Dass Housing First funktioniert, haben Dutzende von Städten beweisen: Amerikanische Städte wie Salt Lake City haben damit die Obdachlosigkeit um 78 Prozent reduziert; ganz Finnland, Dänemark und viele Städte in Holland und Österreich haben sich dem Housing First Prinzip verschrieben; in Kanada wurde die Wirksamkeit mit gut 1000 Wohnungslosen nachgewiesen, und Volker Busch-Geertsema von der Gesellschaft für Innovative Sozialforschung und Sozialplanung in Bremen hat den Erfolg in vier europäischen Städten beobachtet: Amsterdam, Lissabon, Kopenhagen und Glasgow. »80 bis 90 Prozent der Langzeit-Obdachlosen sind auch nach zwei bis fünf Jahren in ihren Wohnungen geblieben, die soziale Integration funktioniert«, fasst Busch-Geertsema zusammen.
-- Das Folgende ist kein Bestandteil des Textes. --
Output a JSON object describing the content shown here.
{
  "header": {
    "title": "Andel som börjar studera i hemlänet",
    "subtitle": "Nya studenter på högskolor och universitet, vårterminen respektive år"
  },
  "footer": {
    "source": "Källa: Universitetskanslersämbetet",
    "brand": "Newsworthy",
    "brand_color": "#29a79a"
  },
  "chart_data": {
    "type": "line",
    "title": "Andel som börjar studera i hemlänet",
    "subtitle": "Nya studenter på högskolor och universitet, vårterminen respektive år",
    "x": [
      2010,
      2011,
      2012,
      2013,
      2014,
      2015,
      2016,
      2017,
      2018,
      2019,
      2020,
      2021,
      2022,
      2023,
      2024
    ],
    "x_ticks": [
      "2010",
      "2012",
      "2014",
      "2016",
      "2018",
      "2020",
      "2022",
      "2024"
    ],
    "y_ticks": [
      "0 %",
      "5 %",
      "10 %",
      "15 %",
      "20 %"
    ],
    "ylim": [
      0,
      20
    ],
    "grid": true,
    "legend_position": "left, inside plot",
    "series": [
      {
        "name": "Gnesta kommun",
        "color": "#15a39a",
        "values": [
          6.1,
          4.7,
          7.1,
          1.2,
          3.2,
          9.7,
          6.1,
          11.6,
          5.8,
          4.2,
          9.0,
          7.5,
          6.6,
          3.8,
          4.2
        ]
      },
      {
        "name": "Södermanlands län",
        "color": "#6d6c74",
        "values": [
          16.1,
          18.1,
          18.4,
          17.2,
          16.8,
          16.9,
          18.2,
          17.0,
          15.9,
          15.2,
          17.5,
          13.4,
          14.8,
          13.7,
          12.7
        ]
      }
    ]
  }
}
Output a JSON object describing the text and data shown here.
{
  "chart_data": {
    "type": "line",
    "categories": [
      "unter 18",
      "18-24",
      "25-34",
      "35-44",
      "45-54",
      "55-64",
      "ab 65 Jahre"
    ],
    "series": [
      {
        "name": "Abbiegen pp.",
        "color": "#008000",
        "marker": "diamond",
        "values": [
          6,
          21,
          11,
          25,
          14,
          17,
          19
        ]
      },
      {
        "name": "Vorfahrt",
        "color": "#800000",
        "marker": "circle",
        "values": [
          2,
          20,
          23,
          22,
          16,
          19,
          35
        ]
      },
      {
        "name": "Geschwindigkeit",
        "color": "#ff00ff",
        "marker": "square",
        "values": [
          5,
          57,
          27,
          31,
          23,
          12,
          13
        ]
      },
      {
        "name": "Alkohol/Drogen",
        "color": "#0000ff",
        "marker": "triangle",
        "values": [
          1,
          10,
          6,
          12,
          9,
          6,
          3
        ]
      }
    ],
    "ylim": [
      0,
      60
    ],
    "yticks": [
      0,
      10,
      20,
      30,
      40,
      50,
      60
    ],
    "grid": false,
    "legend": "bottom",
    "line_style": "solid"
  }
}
Er definiert Housing First als »das Gegenteil von Trockenschwimmen. So wie man Schwimmen am besten im Wasser lernt und Fahrrad fahren mit einem Fahrrad, genauso lernt man Wohnen am besten in einer Wohnung und nicht in einer Einrichtung.« Housing First heisse ja nicht Housing Only, meint Busch-Geertsema mit seinen 25 Jahren Berufserfahrung. »Es geht nicht darum, den Leuten einfach einen Schlüssel für die Wohnung zu geben und zu sagen, nun komm mal zurecht. Es wird weitere Hilfe angeboten, auch nachdrücklich, das ist aber keine Verpflichtung, um die Wohnung zu behalten. Die Wohnung ist eine Ausgangsbasis, ein anderes Leben zu führen, und damit Wohnungslosigkeit zu beenden anstatt sie weiter zu verwalten.« Busch-Geertsema hält das für »eine wesentlich humanere und bessere Methode, ein großer Gewinn.«
Am besten funktioniert es, wenn die Wohnungen dezentral verteilt sind oder kleinere Häuser mit einem knappen Dutzend Wohnungen gekauft werden, wie es FiftyFifty macht, da wissen die Nachbarn oft gar nicht, dass sie neben ehemals Wohnungslosen wohnen. Gigantische Obdachlosensiedlungen mit 100 oder mehr ehemals Wohnungslosen stigmatisieren und verwandeln sich schnell in Chaos.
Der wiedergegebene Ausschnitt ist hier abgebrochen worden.